Penso que chegamos num momento onde precisamos conversar seriamente sobre o adensamento populacional. O que, em outras palavras, significa trazer as pessoas para as partes da cidade com infraestrutura.
Hoje, a capacidade financeira da cidade não permite que façamos grandes expansões de programas de saneamento básico. Já nosso transporte se mostra ineficiente, quando o modelo é altamente dependente de ônibus para circular. Caso trouxéssemos a cidade para as regiões centrais, teríamos uma chance de ter sucesso.
E onde milícias e tráfico entram nisso?
Há algum tempo, tem sido perceptível que o modelo do tráfico de drogas, como um comércio regular, sofreria o baque econômico. O comércio de substâncias ilícitas funciona como qualquer outro produto. Depende dos fluxos de oferta e demanda. Precisa de consumidores.
Porém, numa cidade cada vez mais empobrecida como a nossa e com consistentes programas aliados a instituições religiosas, que afastam muitos do universo das drogas, talvez a venda de “pó de 10” ou “maconha de 20” não seja mais tão lucrativa. Sem falar nas operações de retenção da carga, que impactam os negócios criminosos.
Com o modelo de extorsão de moradores e comerciantes, os criminosos têm mais chances de ter um “negócio rentável”. Basta que a facção domine a região para vender gás, segurança, luz, internet… enfim, tudo.
É como se o tráfico de drogas saísse do modelo de negócio focado em produtos para o de serviços. E nesse sentido, o domínio do território, por conta da ausência do estado, é o componente fundamental para que milicianos e traficantes tenham um projeto vencedor.
Em alguns lugares, comerciantes estimam que os criminosos arrecadem R$ 100 mil reais por mês. Valor que, no ano, é cerca de 0,1% do orçamento de São Gonçalo.
E para onde adensar a cidade?
A saída mais viável seria a verticalização. Nosso território é dominado por casas baixas, com 2 ou 3 pavimentos, no máximo. Ainda sim, nos bairros com grande infraestrutura, como no 4º, 5º e a parte mais valorizada do 1º distrito, há um potencial de crescimento que pode ser aproveitado.
Mas para isso, é necessário que os vereadores construam um excelente plano diretor.

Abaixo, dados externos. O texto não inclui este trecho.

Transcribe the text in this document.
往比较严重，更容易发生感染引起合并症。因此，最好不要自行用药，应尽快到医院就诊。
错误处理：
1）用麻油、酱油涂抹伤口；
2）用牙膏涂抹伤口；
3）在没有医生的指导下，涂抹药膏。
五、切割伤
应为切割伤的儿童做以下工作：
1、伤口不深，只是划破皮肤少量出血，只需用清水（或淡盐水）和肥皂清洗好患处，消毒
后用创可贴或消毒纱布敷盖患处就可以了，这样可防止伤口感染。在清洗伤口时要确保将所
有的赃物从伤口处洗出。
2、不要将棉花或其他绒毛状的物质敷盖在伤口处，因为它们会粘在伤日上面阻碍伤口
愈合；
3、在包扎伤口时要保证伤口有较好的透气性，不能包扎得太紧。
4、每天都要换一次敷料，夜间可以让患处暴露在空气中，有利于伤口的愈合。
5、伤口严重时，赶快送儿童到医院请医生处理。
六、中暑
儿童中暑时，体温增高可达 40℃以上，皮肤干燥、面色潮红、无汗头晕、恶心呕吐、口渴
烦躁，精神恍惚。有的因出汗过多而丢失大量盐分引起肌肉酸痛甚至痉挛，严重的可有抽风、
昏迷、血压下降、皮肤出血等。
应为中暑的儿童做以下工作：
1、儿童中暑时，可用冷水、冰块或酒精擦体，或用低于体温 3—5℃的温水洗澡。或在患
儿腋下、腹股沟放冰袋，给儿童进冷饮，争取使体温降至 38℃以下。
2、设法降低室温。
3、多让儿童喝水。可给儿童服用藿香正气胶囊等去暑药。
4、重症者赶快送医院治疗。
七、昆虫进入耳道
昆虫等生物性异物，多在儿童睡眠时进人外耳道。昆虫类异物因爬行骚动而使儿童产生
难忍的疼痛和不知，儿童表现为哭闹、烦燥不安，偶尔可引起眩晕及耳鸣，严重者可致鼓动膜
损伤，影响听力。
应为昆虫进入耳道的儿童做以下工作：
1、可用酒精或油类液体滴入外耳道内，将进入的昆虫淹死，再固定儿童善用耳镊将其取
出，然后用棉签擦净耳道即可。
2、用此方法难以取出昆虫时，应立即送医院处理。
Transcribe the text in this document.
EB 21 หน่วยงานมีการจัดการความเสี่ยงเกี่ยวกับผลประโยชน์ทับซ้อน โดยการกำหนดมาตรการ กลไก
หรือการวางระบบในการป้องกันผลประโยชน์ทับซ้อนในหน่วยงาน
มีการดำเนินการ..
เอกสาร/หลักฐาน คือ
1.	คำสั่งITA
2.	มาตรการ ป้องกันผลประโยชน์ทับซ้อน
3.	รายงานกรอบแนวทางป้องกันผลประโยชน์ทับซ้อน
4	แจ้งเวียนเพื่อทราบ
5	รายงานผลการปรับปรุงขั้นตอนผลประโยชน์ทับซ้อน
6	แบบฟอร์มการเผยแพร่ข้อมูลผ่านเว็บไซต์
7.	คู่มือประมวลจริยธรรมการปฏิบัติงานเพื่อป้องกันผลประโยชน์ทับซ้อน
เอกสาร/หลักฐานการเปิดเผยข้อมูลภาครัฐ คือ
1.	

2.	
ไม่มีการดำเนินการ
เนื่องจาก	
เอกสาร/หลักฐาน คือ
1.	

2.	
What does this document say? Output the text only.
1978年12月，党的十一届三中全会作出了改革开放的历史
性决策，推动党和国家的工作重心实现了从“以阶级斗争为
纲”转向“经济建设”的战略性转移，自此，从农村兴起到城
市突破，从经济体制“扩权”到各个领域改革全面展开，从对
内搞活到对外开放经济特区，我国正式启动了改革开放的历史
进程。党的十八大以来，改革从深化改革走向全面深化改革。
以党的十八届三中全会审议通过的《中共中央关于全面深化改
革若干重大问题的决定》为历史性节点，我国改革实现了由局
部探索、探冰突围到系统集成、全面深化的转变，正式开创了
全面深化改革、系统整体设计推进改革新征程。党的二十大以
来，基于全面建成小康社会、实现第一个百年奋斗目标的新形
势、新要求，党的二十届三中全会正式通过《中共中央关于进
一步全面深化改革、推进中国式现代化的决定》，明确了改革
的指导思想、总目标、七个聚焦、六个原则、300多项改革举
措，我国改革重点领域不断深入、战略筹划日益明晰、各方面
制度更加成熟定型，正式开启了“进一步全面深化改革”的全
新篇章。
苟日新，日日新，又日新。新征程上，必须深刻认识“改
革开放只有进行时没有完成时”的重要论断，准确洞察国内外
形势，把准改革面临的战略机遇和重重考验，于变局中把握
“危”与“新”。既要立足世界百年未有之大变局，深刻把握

Em conjunto com um prefeito qualificado e com visão, seria possível dar os primeiros passos para redesenhar a cidade, reduzindo o tamanho da área ocupada e facilitando a distribuição de serviços entre a população. Inclusive, a segurança. Afinal, se Polícia puder atuar num território menor, com o mesmo efetivo de hoje, ela tende a ser mais eficiente.
Num cenário de baixo orçamento, o adensamento populacional facilitaria a logística, concentrando e otimizando recursos, que podem proporcionar, também, uma melhor qualidade de vida aos cidadãos.
Curiosamente, a milícia da zona oeste do Rio teve a mesma ideia. A construção de prédios na Muzema, por exemplo, têm a mesma função. Além da venda de imóveis, encurralam a população em um só território, ganhando eternos “condôminos”. Garantindo a renda da organização criminosa para sempre.
E é essa lógica que precisamos combater. Sem confronto, sem tiros, só com boas políticas habitacionais. E aí, será que conseguiremos fazer isso nos próximos 10 anos? É uma boa pergunta.